По неведомым маршрутам
Счастие приводит к нам
Автономные минуты,
Неподвластные годам.
Из-за них, неотличимых
От своих минут-подруг,
Все без видимой причины
Изменяется вокруг.
Мы уловлены их сетью,
Взяты в праздничный полон,
На мгновенное бессмертье
Нам вручается талон.
Пусть богатства и удачи
Эти миги не дарят —
С ними все вокруг иначе
И прекрасней во сто крат.
Не надо, дружок, обижаться,
Не надо сердиться, ей-ей,
На сверстников и домочадцев,
На старых неверных друзей.
Давай лучше жизни дивиться
И в добрые верить дела,
Глядеться в знакомые лица,
Как в праздничные зеркала.
Обиды все — мелочь такая,
Обиды ничтожны стократ
Пред вечными теми веками,
Что всех навсегда разлучат.
Иду через квадратные миры,
Ищу на безответное ответа, —
Через чужие старые дворы
Шагаю в полдень в середине лета.
Обыденность висит на волоске,
Меж сном и явью выбирать не надо, —
Здесь мусорные баки в тупике
Стоят, как межпланетные снаряды.
У чьих-то заколоченных дверей
Шаги я замедляю виновато;
Таинственные травы пустырей,
К ногам сбегаясь, дышат горьковато.
Кругом царит вещественный покой,
И средь камней, в тени кирпичных зданий,
Пасется память — мой усталый конь —
На солнечных лугах воспоминаний.
Вот где-то здесь, средь будничных забот,
Не признавая пышных декораций,
Царевна Неразгаданность живет
И чудеса грядущие гнездятся.
Ночь приходит, как строгий хозяин,
Все подъезды закрыв на ключи, —
И от глаз, что глядели в глаза им,
Отдыхают мадонны в ночи.
Дремлют в рамах цари и вассалы,
Дремлют гении и простаки,
И цветы натюрмортов устало
Засыпают, сомкнув лепестки.
И, минуя парадные входы,
Не спеша и шагая не в лад,
Живописцы без экскурсовода
Вдоль музейных бредут анфилад,
Их одежды немодные странны,
Разговор и невнятен, и тих,
И реле электронной охраны
Не уловит присутствия их.
Долго ходят, надвинув береты,
Про былые толкуют дела
И порой в свои автопортреты
Молча смотрятся, как в зеркала.
В этот город, что встал на болоте,
Белой ночью явились они
Погостить у знакомых полотен —
И опять раствориться в тени.
К. Б. Каракулину
Шагаю ли, солнцем обласкан,
Бреду ли сквозь дождь моросящий,
В дома стороны Петроградской
Я всматриваюсь все чаще —
В бесхитростную эклектичность,
В нарушенную монотонность,
В уютную асимметричность,
В тревожную незавершенность.
На стенах — звериные морды,
Русалки с улыбкой усталой, —
Как накипь на стенках реторты,
Где варево века вскипало.
Вглядеться в изогнутость линий,
В растительно-зыбкий орнамент —
Поля стилизованных лилий
Качнутся, заходят волнами.
И дух перехватит, и тело
Подернется кожей гусиной, —
Былое к тебе долетело
Щемящим ознобом Цусимы...
Не перед своим ли закатом
Я новое нечто приметил
В загадочно-витиеватом
Модерне начала столетья?
Он был в свое время осмеян,
Строительной классике вызов, —
Но вьются невинные змеи
У плавно-капризных карнизов.
И прячутся грустные дамы
В своих травянистых прическах —
На лицах блокадные шрамы
Залечены серой известкой.
О зодчество!
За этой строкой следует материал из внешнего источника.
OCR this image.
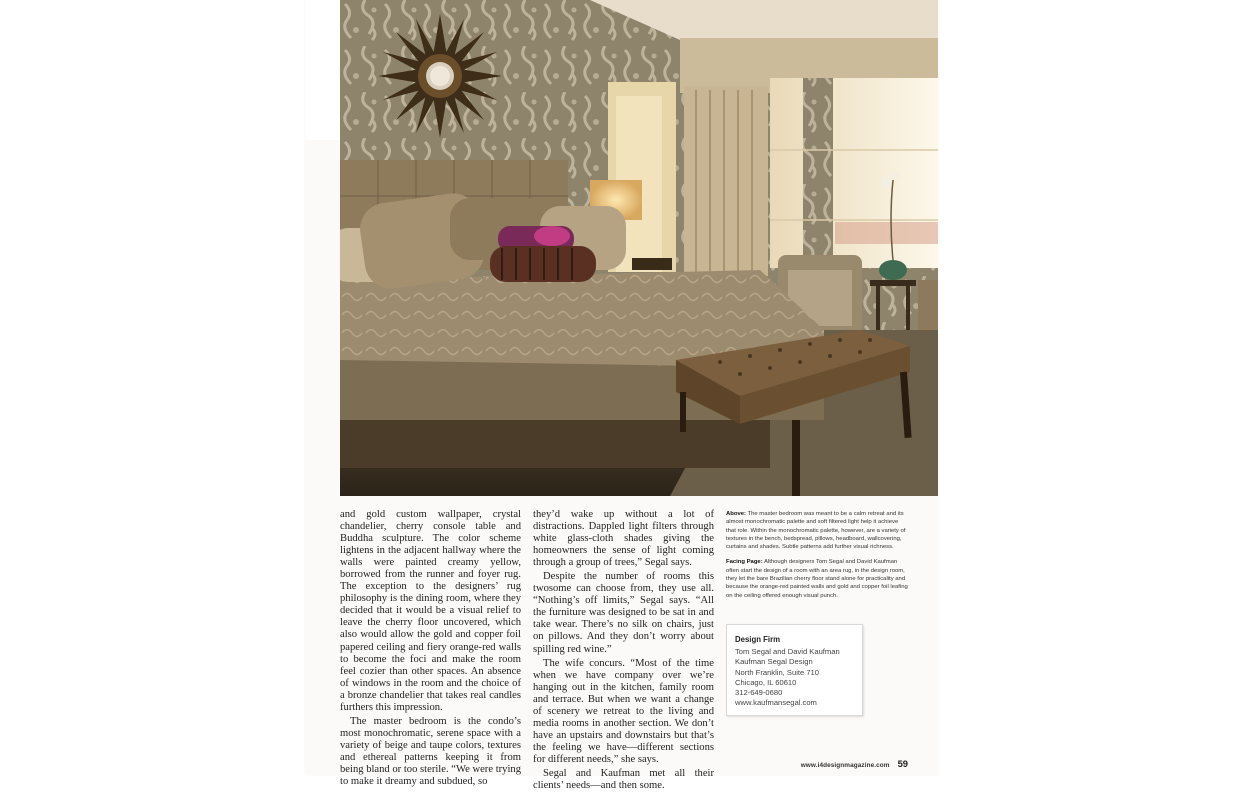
and gold custom wallpaper, crystal chandelier, cherry console table and Buddha sculpture. The color scheme lightens in the adjacent hallway where the walls were painted creamy yellow, borrowed from the runner and foyer rug. The exception to the designers’ rug philosophy is the dining room, where they decided that it would be a visual relief to leave the cherry floor uncovered, which also would allow the gold and copper foil papered ceiling and fiery orange-red walls to become the foci and make the room feel cozier than other spaces. An absence of windows in the room and the choice of a bronze chandelier that takes real candles furthers this impression.

The master bedroom is the condo’s most monochromatic, serene space with a variety of beige and taupe colors, textures and ethereal patterns keeping it from being bland or too sterile. “We were trying to make it dreamy and subdued, so

they’d wake up without a lot of distractions. Dappled light filters through white glass-cloth shades giving the homeowners the sense of light coming through a group of trees,” Segal says.

Despite the number of rooms this twosome can choose from, they use all. “Nothing’s off limits,” Segal says. “All the furniture was designed to be sat in and take wear. There’s no silk on chairs, just on pillows. And they don’t worry about spilling red wine.”

The wife concurs. “Most of the time when we have company over we’re hanging out in the kitchen, family room and terrace. But when we want a change of scenery we retreat to the living and media rooms in another section. We don’t have an upstairs and downstairs but that’s the feeling we have—different sections for different needs,” she says.

Segal and Kaufman met all their clients’ needs—and then some.

Above: The master bedroom was meant to be a calm retreat and its almost monochromatic palette and soft filtered light help it achieve that role. Within the monochromatic palette, however, are a variety of textures in the bench, bedspread, pillows, headboard, wallcovering, curtains and shades. Subtle patterns add further visual richness.

Facing Page: Although designers Tom Segal and David Kaufman often start the design of a room with an area rug, in the design room, they let the bare Brazilian cherry floor stand alone for practicality and because the orange-red painted walls and gold and copper foil leafing on the ceiling offered enough visual punch.

Design Firm
Tom Segal and David Kaufman
Kaufman Segal Design
North Franklin, Suite 710
Chicago, IL 60610
312-649-0680
www.kaufmansegal.com
www.i4designmagazine.com 59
Память о тех, кто
Могильной взошел муравою...
Что снилось тебе, архитектор,
Пред первой войной мировою?
Твои потаенные мысли,
Наяды твои и дриады,
Как ветром гонимые листья,
Летят, облепляют фасады.
Я, словно в прозрении неком,
Шагаю, дивлюсь, наблюдаю —
И в детство двадцатого века,
Как в море, впадаю, впадаю...
Стареют нынче вещи со скоростью зловещей,
Взяла, взяла их мода в безжалостные клещи.
Портной, дизайнер, зодчий на выдумки охочи —
А жизнь вещей с годами короче и короче.
Ах, мода-чаровница, коварная резвушка, —
С утра она девица, а к вечеру — старушка.
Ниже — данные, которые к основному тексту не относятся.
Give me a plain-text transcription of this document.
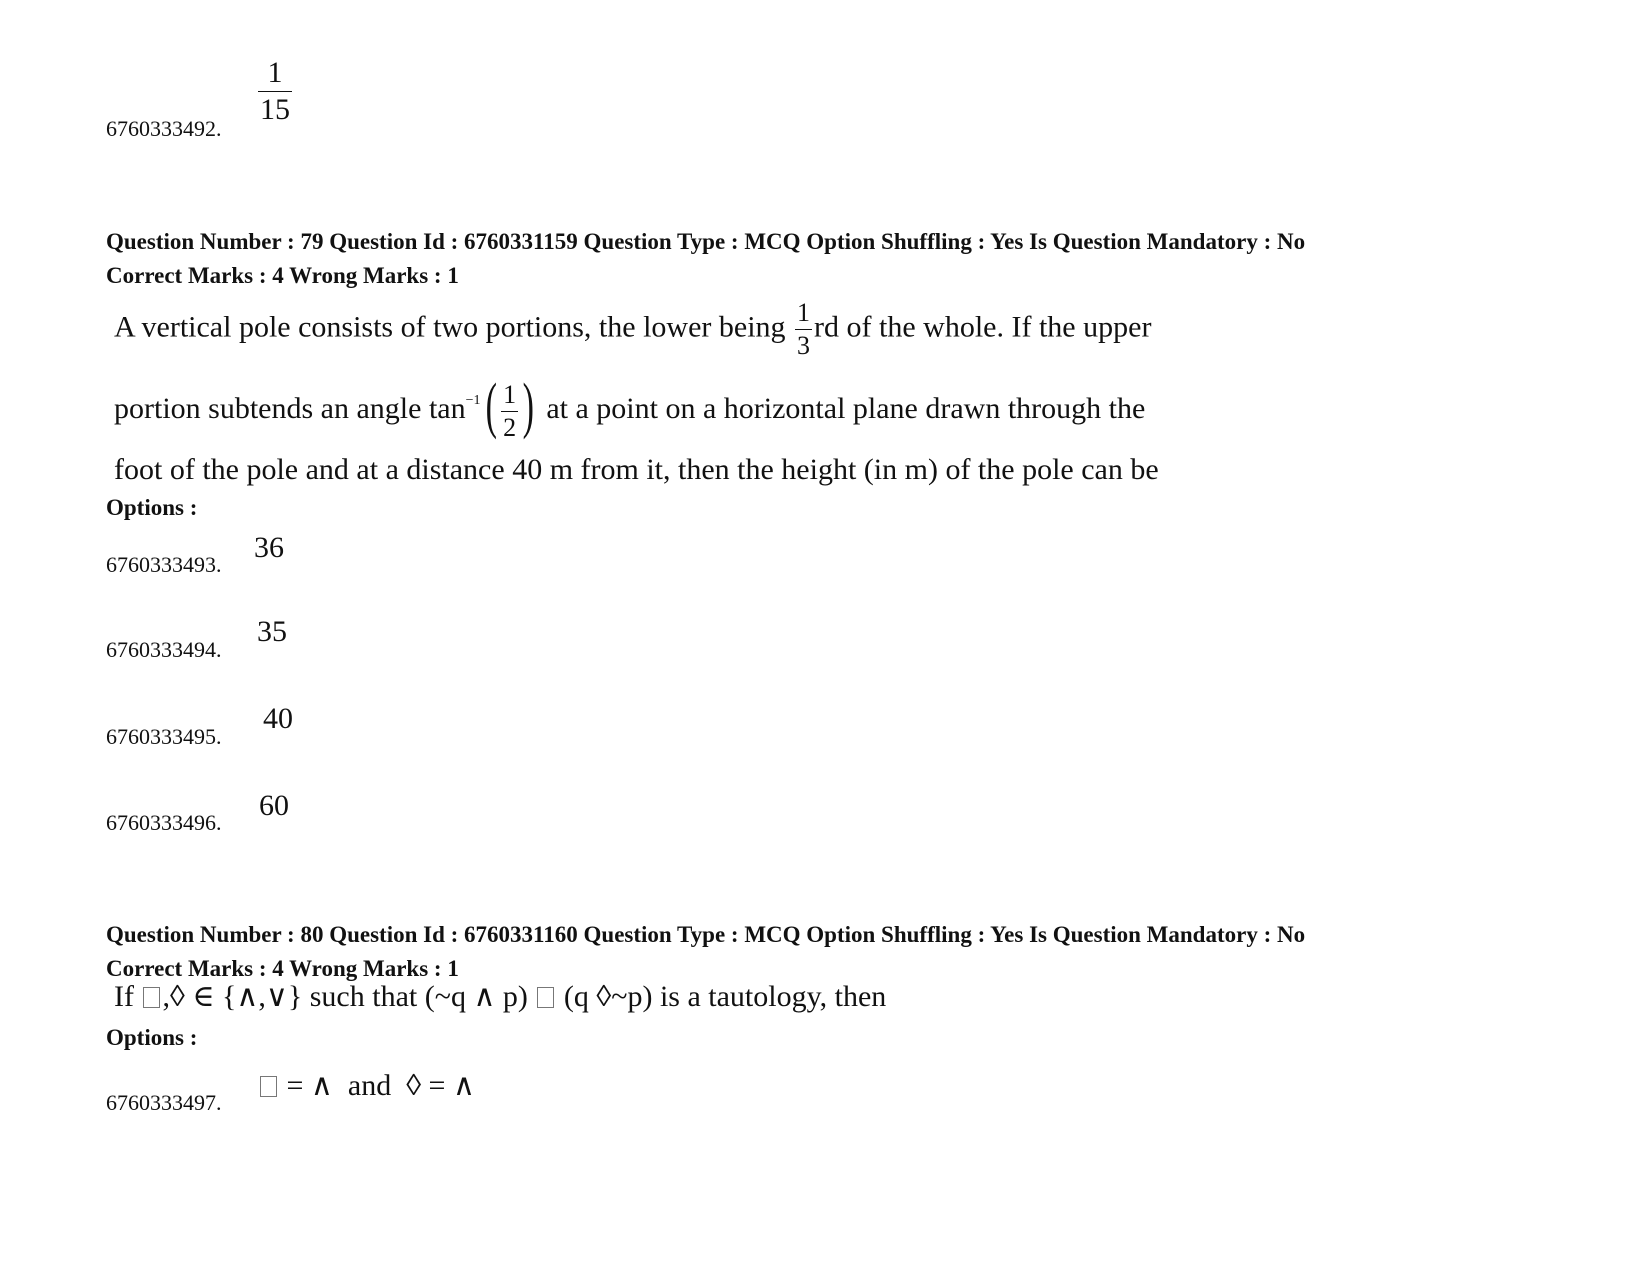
6760333492.
$\frac{1}{15}$
Question Number : 79 Question Id : 6760331159 Question Type : MCQ Option Shuffling : Yes Is Question Mandatory : No
Correct Marks : 4 Wrong Marks : 1
A vertical pole consists of two portions, the lower being $\frac{1}{3}$ rd of the whole. If the upper
portion subtends an angle $\tan^{-1}( \frac{1}{2}$ ) at a point on a horizontal plane drawn through the
foot of the pole and at a distance 40 m from it, then the height (in m) of the pole can be
Options :
6760333493.
36
6760333494.
35
6760333495.
40
6760333496.
60
Question Number : 80 Question Id : 6760331160 Question Type : MCQ Option Shuffling : Yes Is Question Mandatory : No
Correct Marks : 4 Wrong Marks : 1
If ,◊ ∈ {∧,∨} such that (~q ∧ p) (q ◊~p) is a tautology, then
Options :
6760333497.
= ∧ and ◊ = ∧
При первом одеванье стареют одеянья;
Устаревают зданья в процессе созиданья.
Служа людской гордыне, мелькают макси, мини;
Панбархат и дерюга спешат сменить друг друга.
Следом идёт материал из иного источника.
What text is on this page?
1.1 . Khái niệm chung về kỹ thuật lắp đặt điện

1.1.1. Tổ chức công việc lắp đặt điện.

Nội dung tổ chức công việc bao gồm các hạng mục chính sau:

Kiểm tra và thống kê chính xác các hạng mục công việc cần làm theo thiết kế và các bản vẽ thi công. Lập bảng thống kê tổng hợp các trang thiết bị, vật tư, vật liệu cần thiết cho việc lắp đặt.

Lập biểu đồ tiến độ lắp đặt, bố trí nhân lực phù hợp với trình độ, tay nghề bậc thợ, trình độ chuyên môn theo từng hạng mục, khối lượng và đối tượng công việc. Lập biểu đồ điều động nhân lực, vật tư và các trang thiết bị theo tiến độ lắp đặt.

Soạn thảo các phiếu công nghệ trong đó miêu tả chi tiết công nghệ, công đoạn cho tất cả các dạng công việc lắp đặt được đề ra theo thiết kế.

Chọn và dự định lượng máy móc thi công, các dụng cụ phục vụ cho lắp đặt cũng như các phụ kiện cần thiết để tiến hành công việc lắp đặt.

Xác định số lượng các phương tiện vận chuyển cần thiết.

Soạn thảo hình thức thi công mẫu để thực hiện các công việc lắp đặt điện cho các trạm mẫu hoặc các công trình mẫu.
Дряхлеют все предметы, отставшие от моды:
На свалках спят буфеты, на слом идут комоды.
В жилые кубатуры, блестя от политуры,
На ножках рахитичных вбегают гарнитуры.
Изделья-модерняги в дома вступают бойко —
Не ведают, бедняги, что всех их ждет помойка.
Вещей собачья старость, их ранняя усталость
Наводит на раздумья и может вызвать жалость.
Но все же я старенья предметов и строений
Оплакивать не стану в своем стихотворенье.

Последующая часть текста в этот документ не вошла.